I felt, there were these Jewish survivors of the Holocaust and they said this man saved their lives. He grew up in West Covina, California, outside of Los Angeles and attended Occidental College in Los Angeles where he majored in Political Science. The Jews in the HKP camp knew, however, that before the SS retreated, the SS would most likely kill any Jewish slave laborers that might have been left behind.Michael Good has appeared on C-SPAN, as a speaker in Israel, and in Germany and in schools, libraries, churches and synagogues across the United States.

When the red army captured the Vilnius camp a few days later, the 250 missing Jewish prisoners emerged from hiding. However, the soldiers under his command and other Wehrmacht officials, including Hans Christian Hingst, the civilian administrator of German-occupied Vilnius, were aware of Plagge's rescue activities and did not denounce him.

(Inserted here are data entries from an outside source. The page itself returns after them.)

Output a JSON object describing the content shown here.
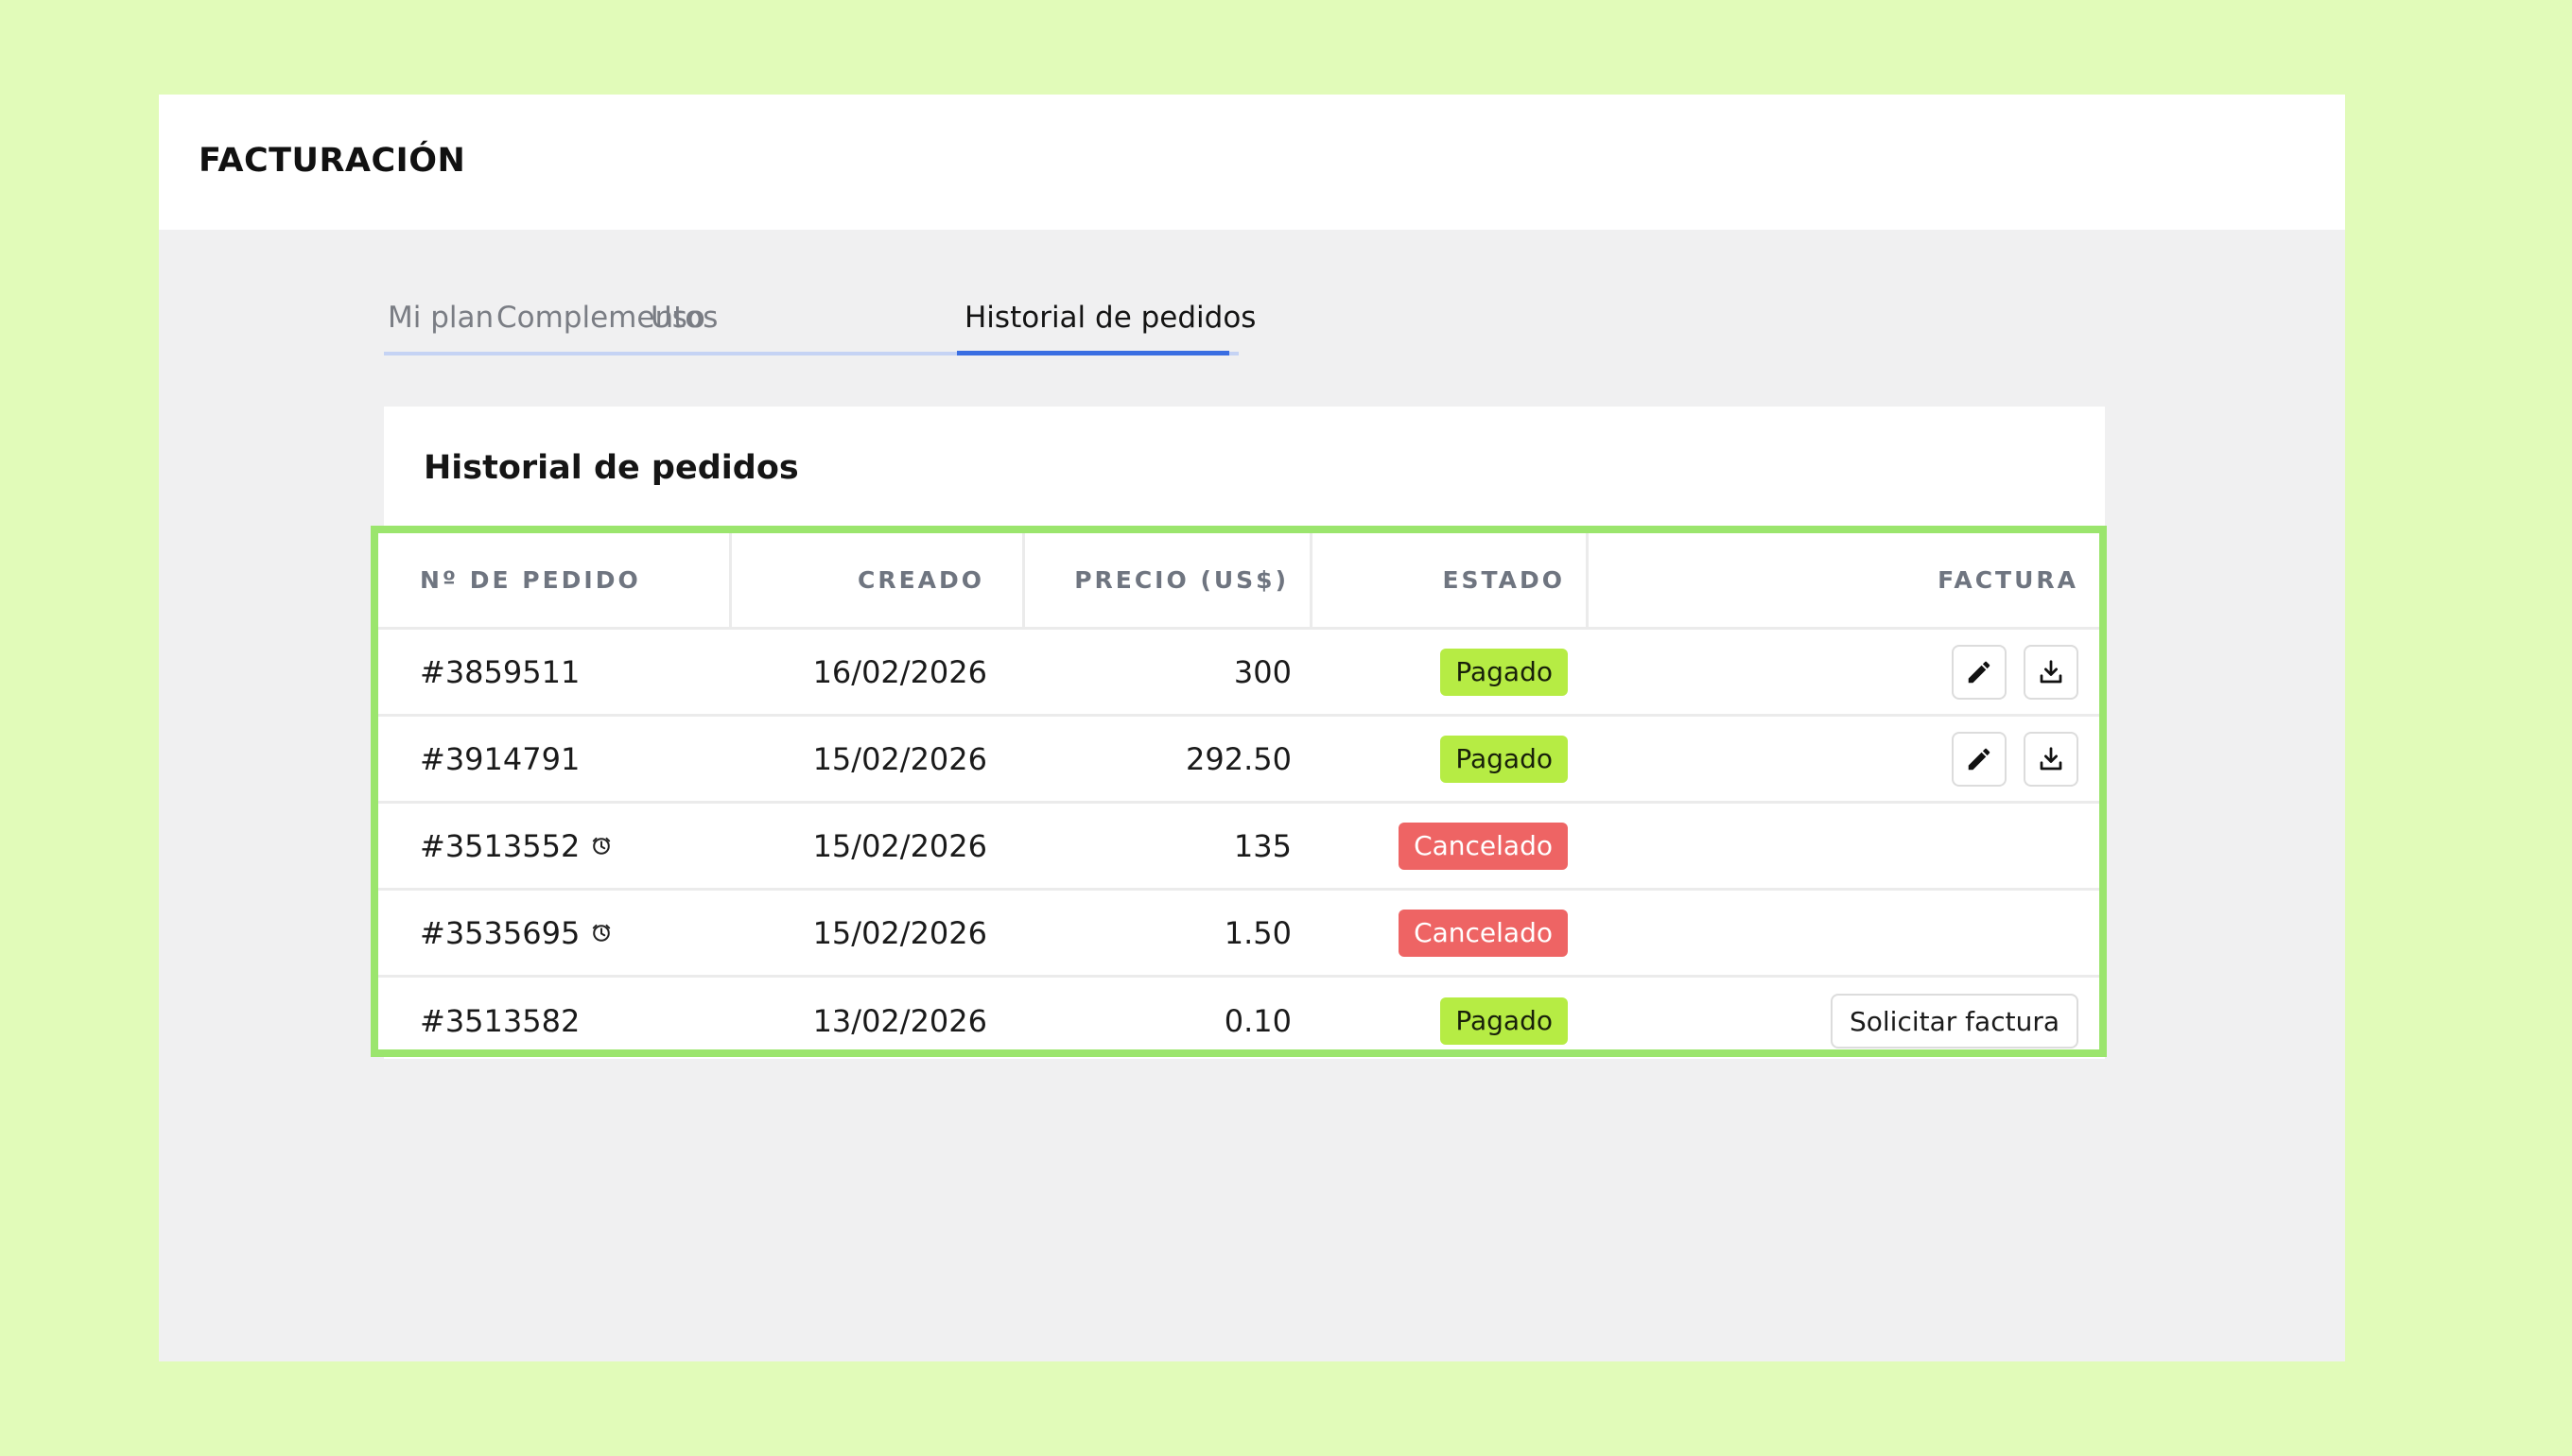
{
  "app": {
    "title": "FACTURACIÓN"
  },
  "tabs": [
    {
      "label": "Mi plan",
      "active": false
    },
    {
      "label": "Complementos",
      "active": false
    },
    {
      "label": "Uso",
      "active": false
    },
    {
      "label": "Historial de pedidos",
      "active": true
    }
  ],
  "card": {
    "title": "Historial de pedidos"
  },
  "table": {
    "columns": [
      "Nº DE PEDIDO",
      "CREADO",
      "PRECIO (US$)",
      "ESTADO",
      "FACTURA"
    ],
    "rows": [
      {
        "order": "#3859511",
        "created": "16/02/2026",
        "price": "300",
        "status": "Pagado",
        "pending_icon": false
      },
      {
        "order": "#3914791",
        "created": "15/02/2026",
        "price": "292.50",
        "status": "Pagado",
        "pending_icon": false
      },
      {
        "order": "#3513552",
        "created": "15/02/2026",
        "price": "135",
        "status": "Cancelado",
        "pending_icon": true
      },
      {
        "order": "#3535695",
        "created": "15/02/2026",
        "price": "1.50",
        "status": "Cancelado",
        "pending_icon": true
      },
      {
        "order": "#3513582",
        "created": "13/02/2026",
        "price": "0.10",
        "status": "Pagado",
        "pending_icon": false
      }
    ],
    "request_invoice_label": "Solicitar factura"
  },
  "colors": {
    "background": "#e1fbb9",
    "highlight_border": "#9be56d",
    "tab_active": "#3a6ee2",
    "badge_paid": "#b6ec44",
    "badge_cancel": "#ee6464"
  },
  "icons": [
    "clock-icon",
    "edit-pencil-icon",
    "download-icon"
  ]
}
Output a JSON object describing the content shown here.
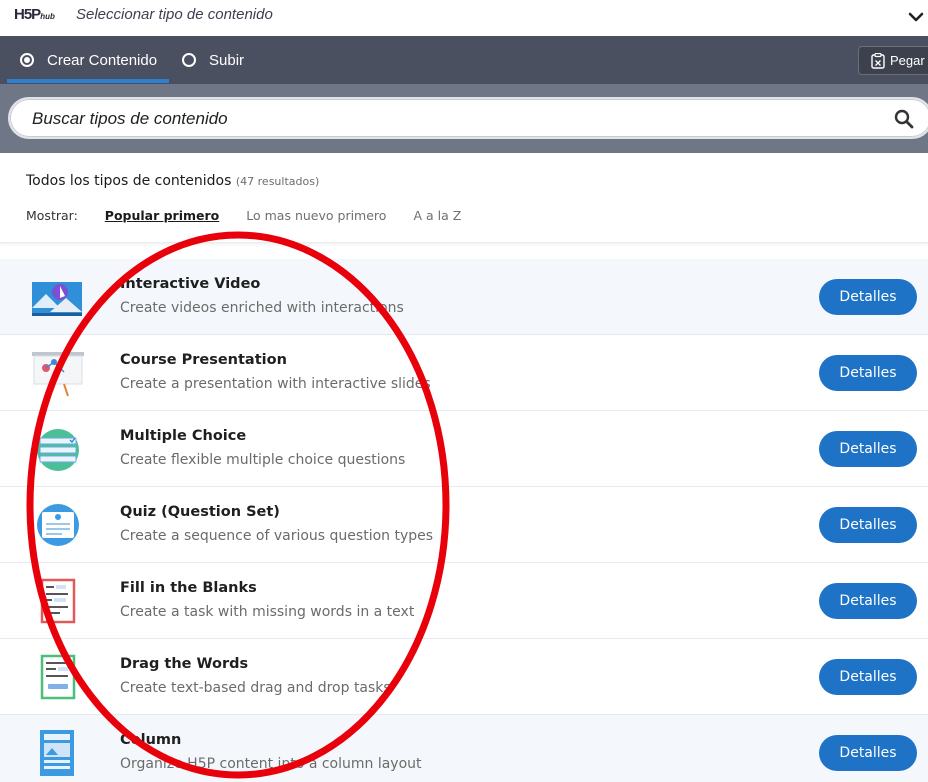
{
  "header": {
    "logo_main": "H5P",
    "logo_sub": "hub",
    "title": "Seleccionar tipo de contenido"
  },
  "tabs": {
    "create_label": "Crear Contenido",
    "upload_label": "Subir",
    "paste_label": "Pegar"
  },
  "search": {
    "placeholder": "Buscar tipos de contenido"
  },
  "results": {
    "title": "Todos los tipos de contenidos",
    "count": "(47 resultados)",
    "show_label": "Mostrar:",
    "sort_options": [
      "Popular primero",
      "Lo mas nuevo primero",
      "A a la Z"
    ]
  },
  "content_types": [
    {
      "name": "Interactive Video",
      "description": "Create videos enriched with interactions",
      "button": "Detalles",
      "icon": "interactive-video-icon"
    },
    {
      "name": "Course Presentation",
      "description": "Create a presentation with interactive slides",
      "button": "Detalles",
      "icon": "course-presentation-icon"
    },
    {
      "name": "Multiple Choice",
      "description": "Create flexible multiple choice questions",
      "button": "Detalles",
      "icon": "multiple-choice-icon"
    },
    {
      "name": "Quiz (Question Set)",
      "description": "Create a sequence of various question types",
      "button": "Detalles",
      "icon": "question-set-icon"
    },
    {
      "name": "Fill in the Blanks",
      "description": "Create a task with missing words in a text",
      "button": "Detalles",
      "icon": "fill-in-the-blanks-icon"
    },
    {
      "name": "Drag the Words",
      "description": "Create text-based drag and drop tasks",
      "button": "Detalles",
      "icon": "drag-the-words-icon"
    },
    {
      "name": "Column",
      "description": "Organize H5P content into a column layout",
      "button": "Detalles",
      "icon": "column-icon"
    }
  ],
  "colors": {
    "tabbar": "#4b5060",
    "search_area": "#6f7686",
    "button": "#1f73c6",
    "annotation": "#e8000b"
  }
}
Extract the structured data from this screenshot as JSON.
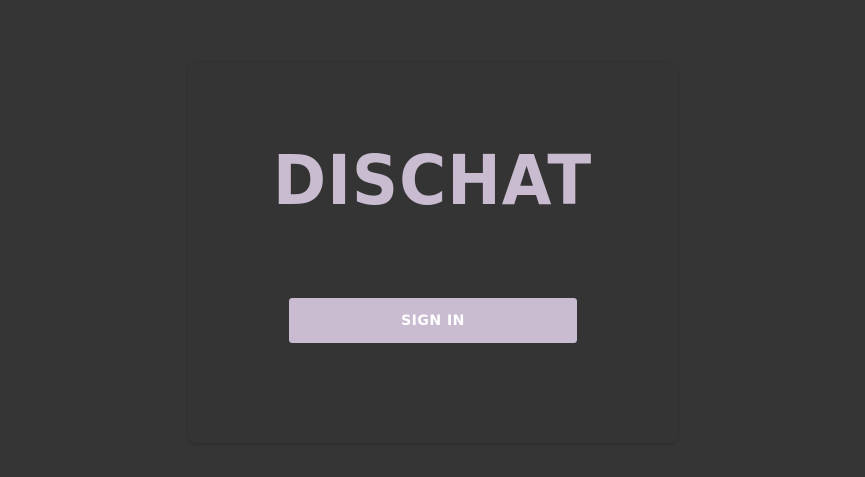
{
  "app": {
    "logo_text": "DISCHAT"
  },
  "auth": {
    "signin_label": "SIGN IN"
  },
  "colors": {
    "background": "#353535",
    "accent": "#c9bbd0",
    "button_text": "#ffffff"
  }
}
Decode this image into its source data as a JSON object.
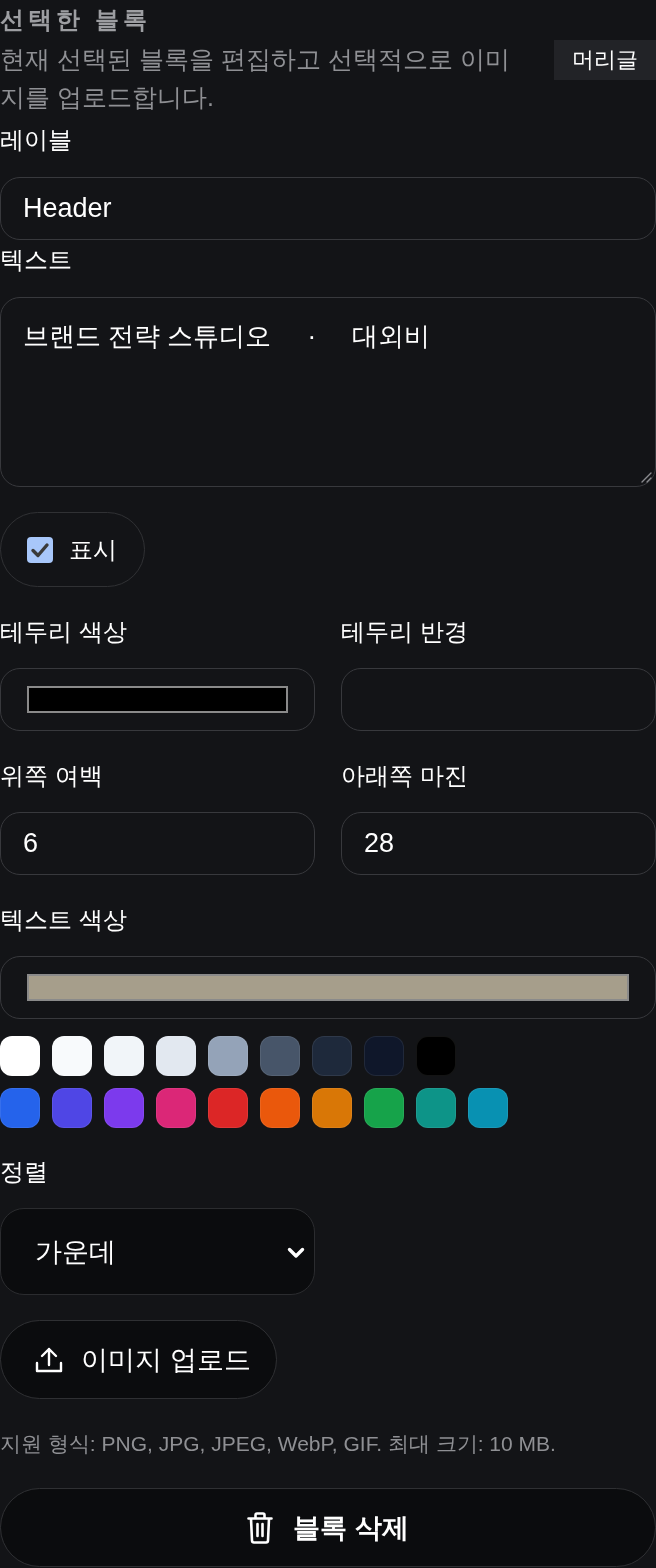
{
  "panel": {
    "title": "선택한 블록",
    "description": "현재 선택된 블록을 편집하고 선택적으로 이미지를 업로드합니다.",
    "badge": "머리글"
  },
  "label_field": {
    "label": "레이블",
    "value": "Header"
  },
  "text_field": {
    "label": "텍스트",
    "value": "브랜드 전략 스튜디오     ·     대외비"
  },
  "visible_toggle": {
    "label": "표시",
    "checked": true
  },
  "style_fields": [
    {
      "kind": "color",
      "label": "테두리 색상",
      "color": "#000000"
    },
    {
      "kind": "number",
      "label": "테두리 반경"
    },
    {
      "kind": "number",
      "label": "위쪽 여백",
      "value": "6"
    },
    {
      "kind": "number",
      "label": "아래쪽 마진",
      "value": "28"
    }
  ],
  "text_color": {
    "label": "텍스트 색상",
    "color": "#a69e8b"
  },
  "palette": [
    {
      "swatches": [
        {
          "color": "#ffffff"
        },
        {
          "color": "#f8fafc"
        },
        {
          "color": "#f1f5f9"
        },
        {
          "color": "#e2e8f0"
        },
        {
          "color": "#94a3b8"
        },
        {
          "color": "#475569"
        },
        {
          "color": "#1e293b"
        },
        {
          "color": "#0f172a"
        },
        {
          "color": "#000000"
        }
      ]
    },
    {
      "swatches": [
        {
          "color": "#2563eb"
        },
        {
          "color": "#4f46e5"
        },
        {
          "color": "#7c3aed"
        },
        {
          "color": "#db2777"
        },
        {
          "color": "#dc2626"
        },
        {
          "color": "#ea580c"
        },
        {
          "color": "#d97706"
        },
        {
          "color": "#16a34a"
        },
        {
          "color": "#0d9488"
        },
        {
          "color": "#0891b2"
        }
      ]
    }
  ],
  "alignment": {
    "label": "정렬",
    "value": "가운데"
  },
  "upload_button": {
    "label": "이미지 업로드"
  },
  "help_text": "지원 형식: PNG, JPG, JPEG, WebP, GIF. 최대 크기: 10 MB.",
  "delete_button": {
    "label": "블록 삭제"
  }
}
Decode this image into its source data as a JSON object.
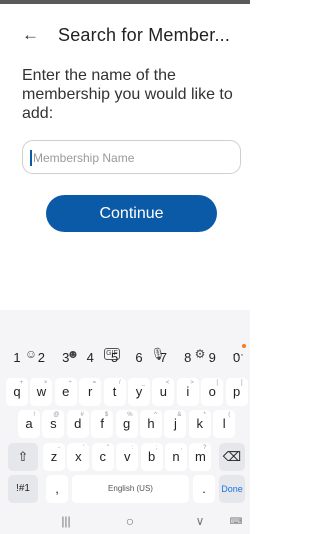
{
  "header": {
    "back_icon": "arrow-left-icon",
    "title": "Search for Member..."
  },
  "main": {
    "prompt": "Enter the name of the membership you would like to add:",
    "input_placeholder": "Membership Name",
    "continue_label": "Continue"
  },
  "keyboard": {
    "toolbar": [
      "☺",
      "☻",
      "GIF",
      "🎙",
      "⚙",
      "···"
    ],
    "numbers": [
      "1",
      "2",
      "3",
      "4",
      "5",
      "6",
      "7",
      "8",
      "9",
      "0"
    ],
    "row_q": [
      "q",
      "w",
      "e",
      "r",
      "t",
      "y",
      "u",
      "i",
      "o",
      "p"
    ],
    "row_q_hints": [
      "+",
      "×",
      "÷",
      "=",
      "/",
      "_",
      "<",
      ">",
      "[",
      "]"
    ],
    "row_a": [
      "a",
      "s",
      "d",
      "f",
      "g",
      "h",
      "j",
      "k",
      "l"
    ],
    "row_a_hints": [
      "!",
      "@",
      "#",
      "$",
      "%",
      "^",
      "&",
      "*",
      "("
    ],
    "row_z": [
      "z",
      "x",
      "c",
      "v",
      "b",
      "n",
      "m"
    ],
    "row_z_hints": [
      "-",
      "'",
      "\"",
      ":",
      ";",
      ",",
      "?"
    ],
    "shift_label": "⇧",
    "backspace_label": "⌫",
    "symbols_label": "!#1",
    "comma_label": ",",
    "space_label": "English (US)",
    "period_label": ".",
    "done_label": "Done"
  },
  "navbar": {
    "recents": "|||",
    "home": "○",
    "back": "∨",
    "keyboard": "⌨"
  },
  "colors": {
    "accent": "#0b5aa7",
    "notification_dot": "#f47b20"
  }
}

Of 100,000 pre-war Jews in Vilnius, only 2,000 survived, of which the largest single group were saved by Plagge. He was cleared of war crimes after survivors testified at his trial, but he insisted on being classified as a "fellow traveller".

Although unable to stop the SS from liquidating the remaining prisoners in July 1944, Plagge managed to warn the prisoners of the imminent arrival of SS killing squads, allowing about 200 to successfully hide from the SS and survive until the Red Army's capture of Vilnius.

To calculate the overall star rating and percentage breakdown by star, we don’t use a simple average.Upon his release, Plagge studied chemical engineering at the Technische Universität Darmstadt, graduating in 1924. I found the most interesting parts of the book were the denazification trial (Appendix A) and whenever the author was quoting a direct source (memoir, letter, etc. The camp was to be dissolved; accused of being soft on Jews, Plagge was forbidden to take them with his unit.

By the third application, I was able to come up with cases and specific instances in which he surely was risking his life. He fought as a lieutenant in World War I on the Western Front, participating in the battles of the Somme, Verdun, and Flanders. Plagge exaggerated their importance to the war effort and managed to secure the release of all of them.I was just very struck that a Wehrmacht staff officer, a major, would be trying to save Jewish prisoners. Michael Good, a Connecticut physician, whose mother Pearl and her family were mong Major Plagge's (more than 250) lucky saved souls, in tracing an unlikely Nazi's life and assuring the rightful recognition of a mensch who was too humble to acknowledge his own uniqueness. With an SS officer at his side, he told the inmates that they "will be escorted during this evacuation by the SS, which, as you know, is an organisation devoted to the protection of refugees. The author's parents attribute their own survival to the actions of a Wehrmacht staff officer, whom they merely knew as a `Major Plagge', who to their personal knowledge, had saved the lives of hundreds of Jewish and Polish inhabitants of their home town, the city of Vilna.